乔飞捧着帛书,手指都在发颤。他和高松押解完王显的“灵柩”,本想辞行,却没想到沈玦会给这么贵重的东西。《养气诀》已是江湖上难得的入门心法,这《雪莲心经》听名字就知道是绝世秘籍。

“大人,这……这太贵重了……”乔飞声音哽咽,他练《铁布衫》多年,后背总有些弊端,沈玦一句话就点破了关键,可见是真把他们的修行放在心上。

高松在一旁挠着头,黝黑的脸上满是激动:“沈大人,俺……俺也能练吗?”他的《高家枪法》是家传的,总觉得少了点灵动,听沈玦这么说,心里直发痒。

“你们一起练,互相印证。”沈玦笑了,“等什么时候能让《铁布衫》练到心口合一,《杨家枪法》能刺落苍蝇不伤翅,再来找我。”

乔飞和高松“噗通”跪下,对着沈玦磕了三个响头:“谢大人栽培!”

送他们出门时,天刚蒙蒙亮。

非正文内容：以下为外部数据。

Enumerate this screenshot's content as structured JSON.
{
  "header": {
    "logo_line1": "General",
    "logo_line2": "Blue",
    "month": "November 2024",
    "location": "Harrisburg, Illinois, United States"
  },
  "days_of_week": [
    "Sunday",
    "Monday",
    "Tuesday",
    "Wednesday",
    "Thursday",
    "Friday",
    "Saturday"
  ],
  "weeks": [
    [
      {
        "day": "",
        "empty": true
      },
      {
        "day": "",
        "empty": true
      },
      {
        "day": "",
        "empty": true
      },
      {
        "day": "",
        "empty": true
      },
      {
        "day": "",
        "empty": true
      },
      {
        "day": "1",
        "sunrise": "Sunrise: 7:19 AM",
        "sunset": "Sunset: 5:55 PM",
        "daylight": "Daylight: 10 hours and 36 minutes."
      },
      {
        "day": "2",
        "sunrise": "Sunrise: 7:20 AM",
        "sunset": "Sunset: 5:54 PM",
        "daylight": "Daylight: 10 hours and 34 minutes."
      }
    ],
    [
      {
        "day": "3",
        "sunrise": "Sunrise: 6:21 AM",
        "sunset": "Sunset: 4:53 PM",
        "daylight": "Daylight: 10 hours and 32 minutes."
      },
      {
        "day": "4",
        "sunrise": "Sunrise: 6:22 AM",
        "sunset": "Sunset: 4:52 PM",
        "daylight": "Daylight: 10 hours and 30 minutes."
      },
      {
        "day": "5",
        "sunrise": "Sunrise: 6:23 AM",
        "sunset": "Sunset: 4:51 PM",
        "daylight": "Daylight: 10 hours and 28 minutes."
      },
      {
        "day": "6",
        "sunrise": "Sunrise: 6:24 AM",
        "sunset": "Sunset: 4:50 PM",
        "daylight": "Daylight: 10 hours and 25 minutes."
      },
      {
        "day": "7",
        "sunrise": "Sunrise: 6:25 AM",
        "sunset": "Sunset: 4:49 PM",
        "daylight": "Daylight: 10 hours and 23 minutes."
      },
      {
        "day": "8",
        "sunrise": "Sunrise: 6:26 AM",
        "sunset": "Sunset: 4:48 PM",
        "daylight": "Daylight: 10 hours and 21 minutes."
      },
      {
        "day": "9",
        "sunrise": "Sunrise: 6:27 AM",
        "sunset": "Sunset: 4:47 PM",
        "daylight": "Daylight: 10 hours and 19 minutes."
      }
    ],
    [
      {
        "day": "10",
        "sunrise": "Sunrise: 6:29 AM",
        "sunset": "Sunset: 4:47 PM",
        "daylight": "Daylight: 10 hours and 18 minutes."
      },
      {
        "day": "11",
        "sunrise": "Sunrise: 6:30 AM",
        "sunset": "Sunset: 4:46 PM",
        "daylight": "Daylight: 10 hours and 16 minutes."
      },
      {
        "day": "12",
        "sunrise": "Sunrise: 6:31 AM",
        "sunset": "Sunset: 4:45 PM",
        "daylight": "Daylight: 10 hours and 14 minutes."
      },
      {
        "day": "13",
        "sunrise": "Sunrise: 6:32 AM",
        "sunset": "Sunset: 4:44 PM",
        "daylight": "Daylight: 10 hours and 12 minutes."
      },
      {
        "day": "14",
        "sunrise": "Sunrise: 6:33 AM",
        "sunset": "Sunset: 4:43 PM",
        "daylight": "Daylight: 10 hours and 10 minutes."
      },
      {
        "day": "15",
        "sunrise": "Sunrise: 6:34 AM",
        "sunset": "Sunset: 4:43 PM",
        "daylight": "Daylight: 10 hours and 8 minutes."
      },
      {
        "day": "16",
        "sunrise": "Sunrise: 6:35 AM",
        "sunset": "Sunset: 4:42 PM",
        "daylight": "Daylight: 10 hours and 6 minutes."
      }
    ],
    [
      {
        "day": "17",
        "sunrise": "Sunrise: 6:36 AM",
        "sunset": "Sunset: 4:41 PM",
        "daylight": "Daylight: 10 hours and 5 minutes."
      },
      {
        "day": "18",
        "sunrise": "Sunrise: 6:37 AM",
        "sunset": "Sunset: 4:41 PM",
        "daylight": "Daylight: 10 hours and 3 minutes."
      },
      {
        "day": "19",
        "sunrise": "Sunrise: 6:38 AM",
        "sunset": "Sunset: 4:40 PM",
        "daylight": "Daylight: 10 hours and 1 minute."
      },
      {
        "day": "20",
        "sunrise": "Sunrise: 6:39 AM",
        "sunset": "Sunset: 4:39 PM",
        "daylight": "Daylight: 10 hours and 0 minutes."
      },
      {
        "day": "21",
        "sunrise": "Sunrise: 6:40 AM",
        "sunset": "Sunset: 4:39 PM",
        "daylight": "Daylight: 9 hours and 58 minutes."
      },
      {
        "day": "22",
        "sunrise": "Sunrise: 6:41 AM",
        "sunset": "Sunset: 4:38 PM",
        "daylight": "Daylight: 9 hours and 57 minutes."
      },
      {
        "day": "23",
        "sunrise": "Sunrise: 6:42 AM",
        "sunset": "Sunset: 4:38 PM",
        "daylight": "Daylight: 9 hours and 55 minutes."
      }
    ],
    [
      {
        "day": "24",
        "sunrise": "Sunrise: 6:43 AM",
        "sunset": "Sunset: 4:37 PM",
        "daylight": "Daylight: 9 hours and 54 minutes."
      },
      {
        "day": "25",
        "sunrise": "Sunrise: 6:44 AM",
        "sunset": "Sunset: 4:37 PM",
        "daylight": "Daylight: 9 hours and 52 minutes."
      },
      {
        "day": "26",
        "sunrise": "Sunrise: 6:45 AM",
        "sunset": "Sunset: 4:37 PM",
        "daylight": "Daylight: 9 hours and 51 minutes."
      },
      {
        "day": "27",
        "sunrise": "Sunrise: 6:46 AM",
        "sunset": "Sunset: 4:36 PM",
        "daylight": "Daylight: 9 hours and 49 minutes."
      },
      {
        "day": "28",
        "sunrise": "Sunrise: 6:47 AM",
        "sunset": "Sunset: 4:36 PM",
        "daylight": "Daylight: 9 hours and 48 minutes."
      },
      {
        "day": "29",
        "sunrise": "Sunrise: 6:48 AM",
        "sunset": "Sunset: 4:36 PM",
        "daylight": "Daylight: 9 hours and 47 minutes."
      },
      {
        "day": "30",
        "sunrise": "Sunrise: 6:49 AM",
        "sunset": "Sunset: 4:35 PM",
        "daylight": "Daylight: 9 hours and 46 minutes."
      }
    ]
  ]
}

乔飞背着行囊,高松扛着长枪,两人一步三回头,直到看不见沈玦的身影,才翻身上马,朝着泰安府的方向疾驰而去。马蹄声渐远,扬起的尘土里,藏着武者对精进的渴望,也藏着对知遇之恩的感念。

处理完这些事,沈玦终于松了口气。菱花正指挥着小墨子打包行李,把那些机械零件一一装进木盒;云舒则在清点卷宗,将秋迪案的材料分类整理,准备带回京城存档。

“沈大哥,都收拾好了,就等你了。”菱花擦了擦额角的汗,手里还拿着个小算盘——这是她帮小墨子算零件账用的。

小墨子举着个刚做好的木鸟,得意地炫耀说:“先生你看,这个能飞三里地!到了京城,我给它装个哨子,一飞就响!”

云舒合上卷宗,轻声道:“秦虎派人来报,京城那边一切安好,六扇门的兄弟们都等着咱们回去呢。”

沈玦点点头,最后看了一眼这临时衙署。墙上还贴着秋迪案的关系图,桌上的茶盏里还剩着半盏凉茶,处处都是这几个月的痕迹。他转身拿起披风:“走吧,我们回京城。”

马车驶出望北城时,阳光正好。沈玦靠在车壁上,听着菱花和小墨子斗嘴,听着云舒翻看卷宗的沙沙声,嘴角噙着淡淡的笑意。望北城的风波暂歇,可江湖与朝堂的路还长,六扇门的衙署里,高虎、陆青他们早已备好了热茶,等着他们回去,共赴下一场风雨。

车轮滚滚,朝着京城的方向而去。前路漫漫,却自有同行之人,这就够了。